Eines meiner ersten Projekte zu Hause war dann ein Cordhose für meinen damals 2jährigen Sohn, die er lange getragen hat. Da war es dann endgültig um mich geschehen. Ich wollte Kleidung nähen lernen! Kissen und Taschen – ok, aber Kleidung – dahin zog es mich mit großer Energie. Und auch das ist bis heute so geblieben.
Das Nähen ist zu dieser Zeit mit großer Wucht in mein Leben getreten – und das ist bis heute so geblieben.

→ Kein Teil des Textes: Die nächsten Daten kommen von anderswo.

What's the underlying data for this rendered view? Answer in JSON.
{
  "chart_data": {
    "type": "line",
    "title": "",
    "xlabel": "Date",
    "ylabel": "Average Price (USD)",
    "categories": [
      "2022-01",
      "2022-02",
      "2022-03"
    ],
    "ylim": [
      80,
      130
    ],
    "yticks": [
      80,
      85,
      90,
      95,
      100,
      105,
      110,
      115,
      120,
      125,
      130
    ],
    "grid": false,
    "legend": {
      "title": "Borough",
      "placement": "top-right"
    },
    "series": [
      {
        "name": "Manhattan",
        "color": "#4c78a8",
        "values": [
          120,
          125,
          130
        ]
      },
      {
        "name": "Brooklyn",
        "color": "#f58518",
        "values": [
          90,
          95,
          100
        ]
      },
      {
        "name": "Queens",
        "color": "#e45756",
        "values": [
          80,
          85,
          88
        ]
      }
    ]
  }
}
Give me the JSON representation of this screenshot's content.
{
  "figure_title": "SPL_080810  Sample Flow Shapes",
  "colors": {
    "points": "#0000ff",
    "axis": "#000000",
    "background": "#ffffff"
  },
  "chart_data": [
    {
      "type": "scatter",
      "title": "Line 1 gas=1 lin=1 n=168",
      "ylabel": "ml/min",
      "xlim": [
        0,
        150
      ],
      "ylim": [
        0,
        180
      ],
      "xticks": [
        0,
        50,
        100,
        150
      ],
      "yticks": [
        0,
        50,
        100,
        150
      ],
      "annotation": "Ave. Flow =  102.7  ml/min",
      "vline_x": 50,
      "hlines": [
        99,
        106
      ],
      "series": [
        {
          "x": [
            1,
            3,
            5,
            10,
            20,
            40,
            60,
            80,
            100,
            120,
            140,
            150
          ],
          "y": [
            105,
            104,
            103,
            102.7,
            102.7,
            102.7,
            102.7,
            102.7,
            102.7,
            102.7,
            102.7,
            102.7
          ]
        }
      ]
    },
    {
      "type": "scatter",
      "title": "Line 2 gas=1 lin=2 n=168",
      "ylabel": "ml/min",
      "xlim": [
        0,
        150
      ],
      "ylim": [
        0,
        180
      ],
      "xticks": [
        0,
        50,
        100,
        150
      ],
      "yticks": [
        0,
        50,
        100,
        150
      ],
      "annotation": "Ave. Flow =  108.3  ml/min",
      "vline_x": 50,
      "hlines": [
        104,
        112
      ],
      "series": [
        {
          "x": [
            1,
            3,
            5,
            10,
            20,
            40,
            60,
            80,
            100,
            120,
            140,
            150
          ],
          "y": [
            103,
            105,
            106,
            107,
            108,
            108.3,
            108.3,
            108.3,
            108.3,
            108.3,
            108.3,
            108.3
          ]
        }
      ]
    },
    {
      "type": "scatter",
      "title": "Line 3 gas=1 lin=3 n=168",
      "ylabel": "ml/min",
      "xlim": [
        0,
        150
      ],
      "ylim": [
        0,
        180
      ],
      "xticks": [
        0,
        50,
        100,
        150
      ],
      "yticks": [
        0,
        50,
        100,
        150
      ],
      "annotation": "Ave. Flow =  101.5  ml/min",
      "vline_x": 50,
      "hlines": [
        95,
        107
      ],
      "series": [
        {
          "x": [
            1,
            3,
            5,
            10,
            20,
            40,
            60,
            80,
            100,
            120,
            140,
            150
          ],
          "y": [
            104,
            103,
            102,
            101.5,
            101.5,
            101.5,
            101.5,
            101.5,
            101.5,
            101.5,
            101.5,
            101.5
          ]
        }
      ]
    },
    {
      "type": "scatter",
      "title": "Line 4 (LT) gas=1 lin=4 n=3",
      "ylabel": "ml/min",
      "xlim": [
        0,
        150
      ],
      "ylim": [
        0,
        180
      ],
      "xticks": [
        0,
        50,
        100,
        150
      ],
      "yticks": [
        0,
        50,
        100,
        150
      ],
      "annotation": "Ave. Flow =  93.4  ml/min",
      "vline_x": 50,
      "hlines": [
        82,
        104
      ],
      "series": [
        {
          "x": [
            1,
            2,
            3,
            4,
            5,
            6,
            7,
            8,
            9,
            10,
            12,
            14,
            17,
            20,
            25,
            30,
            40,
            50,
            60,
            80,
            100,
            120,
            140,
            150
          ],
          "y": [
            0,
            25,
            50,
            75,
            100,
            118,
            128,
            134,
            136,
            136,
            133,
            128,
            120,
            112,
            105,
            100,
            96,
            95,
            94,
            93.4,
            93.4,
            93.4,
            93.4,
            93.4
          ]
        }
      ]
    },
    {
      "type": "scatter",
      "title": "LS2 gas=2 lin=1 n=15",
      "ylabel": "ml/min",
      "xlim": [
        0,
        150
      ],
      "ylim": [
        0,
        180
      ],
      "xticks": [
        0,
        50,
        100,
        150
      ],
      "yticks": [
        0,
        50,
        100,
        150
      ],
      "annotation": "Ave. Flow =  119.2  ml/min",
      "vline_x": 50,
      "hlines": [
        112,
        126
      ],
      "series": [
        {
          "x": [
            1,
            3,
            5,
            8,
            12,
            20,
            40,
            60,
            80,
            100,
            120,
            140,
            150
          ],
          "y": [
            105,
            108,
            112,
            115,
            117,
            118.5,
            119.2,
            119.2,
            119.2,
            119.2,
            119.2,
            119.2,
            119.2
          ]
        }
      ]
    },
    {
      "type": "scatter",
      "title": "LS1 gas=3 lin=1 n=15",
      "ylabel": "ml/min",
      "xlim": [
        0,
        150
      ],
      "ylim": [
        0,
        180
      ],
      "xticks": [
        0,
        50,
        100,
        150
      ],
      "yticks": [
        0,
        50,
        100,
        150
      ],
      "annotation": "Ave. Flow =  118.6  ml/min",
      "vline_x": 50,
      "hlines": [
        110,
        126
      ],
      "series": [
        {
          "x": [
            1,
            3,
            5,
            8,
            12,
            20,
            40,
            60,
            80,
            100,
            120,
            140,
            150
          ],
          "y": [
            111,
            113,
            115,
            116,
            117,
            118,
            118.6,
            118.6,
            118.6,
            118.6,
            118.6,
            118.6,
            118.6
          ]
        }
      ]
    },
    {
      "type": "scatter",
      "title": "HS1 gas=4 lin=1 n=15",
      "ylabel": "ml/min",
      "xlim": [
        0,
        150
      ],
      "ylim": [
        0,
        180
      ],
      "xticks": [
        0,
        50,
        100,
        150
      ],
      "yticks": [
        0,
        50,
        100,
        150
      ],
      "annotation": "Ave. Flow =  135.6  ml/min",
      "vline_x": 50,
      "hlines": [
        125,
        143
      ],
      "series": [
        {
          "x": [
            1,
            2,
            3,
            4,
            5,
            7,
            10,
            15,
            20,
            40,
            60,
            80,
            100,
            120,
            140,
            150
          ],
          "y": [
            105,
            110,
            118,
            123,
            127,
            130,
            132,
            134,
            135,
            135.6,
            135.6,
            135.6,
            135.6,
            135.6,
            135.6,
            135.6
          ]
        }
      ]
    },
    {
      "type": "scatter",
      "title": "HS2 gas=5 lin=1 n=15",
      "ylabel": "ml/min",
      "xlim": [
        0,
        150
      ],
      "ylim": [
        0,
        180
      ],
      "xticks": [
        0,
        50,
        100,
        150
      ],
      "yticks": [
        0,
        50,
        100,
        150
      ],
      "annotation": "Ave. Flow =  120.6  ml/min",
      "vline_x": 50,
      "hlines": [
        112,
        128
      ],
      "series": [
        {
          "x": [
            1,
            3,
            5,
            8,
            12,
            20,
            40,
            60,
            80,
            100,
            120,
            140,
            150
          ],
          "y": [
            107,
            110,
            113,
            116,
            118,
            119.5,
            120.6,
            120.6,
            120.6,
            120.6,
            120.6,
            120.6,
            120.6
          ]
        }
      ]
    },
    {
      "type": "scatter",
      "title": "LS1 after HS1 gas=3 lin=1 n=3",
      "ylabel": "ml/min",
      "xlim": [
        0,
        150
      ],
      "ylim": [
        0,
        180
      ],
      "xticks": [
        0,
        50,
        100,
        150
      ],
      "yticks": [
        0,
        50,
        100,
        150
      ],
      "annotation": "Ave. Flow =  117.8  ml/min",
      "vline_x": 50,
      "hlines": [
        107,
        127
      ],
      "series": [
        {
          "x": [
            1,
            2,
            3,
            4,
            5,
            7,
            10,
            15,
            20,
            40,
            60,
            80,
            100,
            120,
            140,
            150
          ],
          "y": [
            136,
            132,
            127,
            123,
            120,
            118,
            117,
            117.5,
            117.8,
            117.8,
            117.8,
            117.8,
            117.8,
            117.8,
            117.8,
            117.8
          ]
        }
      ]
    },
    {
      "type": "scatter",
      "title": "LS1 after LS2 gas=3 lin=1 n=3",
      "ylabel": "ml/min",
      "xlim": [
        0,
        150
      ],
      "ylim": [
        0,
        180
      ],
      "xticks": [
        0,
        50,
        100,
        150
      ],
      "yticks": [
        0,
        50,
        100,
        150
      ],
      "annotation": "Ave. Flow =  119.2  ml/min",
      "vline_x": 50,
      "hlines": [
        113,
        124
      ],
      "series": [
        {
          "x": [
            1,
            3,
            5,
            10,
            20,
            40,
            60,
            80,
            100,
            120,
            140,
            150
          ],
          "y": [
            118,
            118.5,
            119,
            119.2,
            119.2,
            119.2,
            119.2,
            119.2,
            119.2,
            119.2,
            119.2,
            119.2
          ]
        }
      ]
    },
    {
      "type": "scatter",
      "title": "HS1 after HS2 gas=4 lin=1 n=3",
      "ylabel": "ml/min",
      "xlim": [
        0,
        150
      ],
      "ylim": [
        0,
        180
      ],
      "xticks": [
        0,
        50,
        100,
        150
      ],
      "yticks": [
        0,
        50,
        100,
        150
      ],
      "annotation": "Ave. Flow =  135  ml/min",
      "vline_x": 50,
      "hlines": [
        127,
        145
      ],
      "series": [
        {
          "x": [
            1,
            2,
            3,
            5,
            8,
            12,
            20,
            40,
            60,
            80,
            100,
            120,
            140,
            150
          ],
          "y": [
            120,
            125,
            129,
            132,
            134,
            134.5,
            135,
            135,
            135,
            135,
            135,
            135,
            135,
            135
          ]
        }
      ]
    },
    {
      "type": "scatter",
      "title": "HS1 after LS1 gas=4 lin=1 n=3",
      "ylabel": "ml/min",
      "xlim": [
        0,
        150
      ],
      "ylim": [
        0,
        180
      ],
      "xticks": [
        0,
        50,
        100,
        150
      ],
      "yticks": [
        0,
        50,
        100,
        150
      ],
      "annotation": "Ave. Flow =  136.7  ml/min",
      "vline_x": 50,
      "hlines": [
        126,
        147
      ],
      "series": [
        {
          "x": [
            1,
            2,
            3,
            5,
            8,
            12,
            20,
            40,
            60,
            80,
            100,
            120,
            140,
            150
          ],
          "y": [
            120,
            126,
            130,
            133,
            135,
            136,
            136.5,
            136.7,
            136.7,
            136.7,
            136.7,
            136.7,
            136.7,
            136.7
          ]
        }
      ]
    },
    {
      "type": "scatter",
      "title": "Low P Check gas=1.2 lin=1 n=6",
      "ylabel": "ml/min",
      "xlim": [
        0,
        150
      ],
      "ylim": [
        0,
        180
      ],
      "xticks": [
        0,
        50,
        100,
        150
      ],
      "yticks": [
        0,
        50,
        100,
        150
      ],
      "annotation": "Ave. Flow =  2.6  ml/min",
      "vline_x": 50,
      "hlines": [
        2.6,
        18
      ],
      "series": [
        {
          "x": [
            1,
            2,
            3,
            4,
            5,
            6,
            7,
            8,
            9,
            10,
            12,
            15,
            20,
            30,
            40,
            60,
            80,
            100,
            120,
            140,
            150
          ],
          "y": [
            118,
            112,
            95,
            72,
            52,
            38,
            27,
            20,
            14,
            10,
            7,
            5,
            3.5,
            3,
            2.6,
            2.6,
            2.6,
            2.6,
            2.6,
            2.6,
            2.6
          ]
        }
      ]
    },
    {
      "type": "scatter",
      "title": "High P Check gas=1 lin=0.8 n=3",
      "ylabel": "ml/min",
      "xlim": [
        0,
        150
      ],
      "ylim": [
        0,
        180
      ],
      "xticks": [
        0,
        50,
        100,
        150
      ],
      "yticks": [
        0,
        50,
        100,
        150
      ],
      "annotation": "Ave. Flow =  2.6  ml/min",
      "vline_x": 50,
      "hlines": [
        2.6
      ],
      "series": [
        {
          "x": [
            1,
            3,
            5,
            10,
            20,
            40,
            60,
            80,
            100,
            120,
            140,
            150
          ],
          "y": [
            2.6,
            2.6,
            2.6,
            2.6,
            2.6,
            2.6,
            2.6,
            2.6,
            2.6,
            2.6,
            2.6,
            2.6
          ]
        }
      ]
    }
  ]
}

Ich empfinde es als großes Geschenk, meiner Frau, unserem Sohn oder mir Kleidungsstücke erschaffen zu können, die uns gefallen, die uns passen, die aus nachhaltig produzierten Stoffen bestehen und die nicht Teil einer menschen- und naturverachtenden Industrie sind.
Und das, obwohl ich immer noch das Gefühl habe, dass ich noch sehr, sehr, sehr viel lernen muss. Bei jedem noch so kleinen Projekt lerne ich dazu – und die großen Projekte kommen Schritt für Schritt.
Und für noch eine Tatsache bin ich dem Nähen unendlich dankbar: Es hat mich zur Bloggerin gemacht. Diese Facette bereichert mein Leben ungemein, und ich kann es selbst kaum fassen, dass ich heute sogar mit „Menschen(s)kinder“ eine Linkparty und  aktuell sogar einen Sew-Along veranstalte. Das ist schon alles ziemlich verrückt..
Ich wünsche mir, dass durch Selmins Buch, dem man die große Liebe und Leidenschaft einfach anmerkt, die sie da hineingesteckt hat, ganz viele neue Näherinnen und Näher den Weg an die Nähmaschine finden. Weil Nähen unglaublich schön ist. Und weil es eine politische Dimension hat :-) !
In diesem Sinne: Ran an die Nähmaschine und alles Liebe für Euch!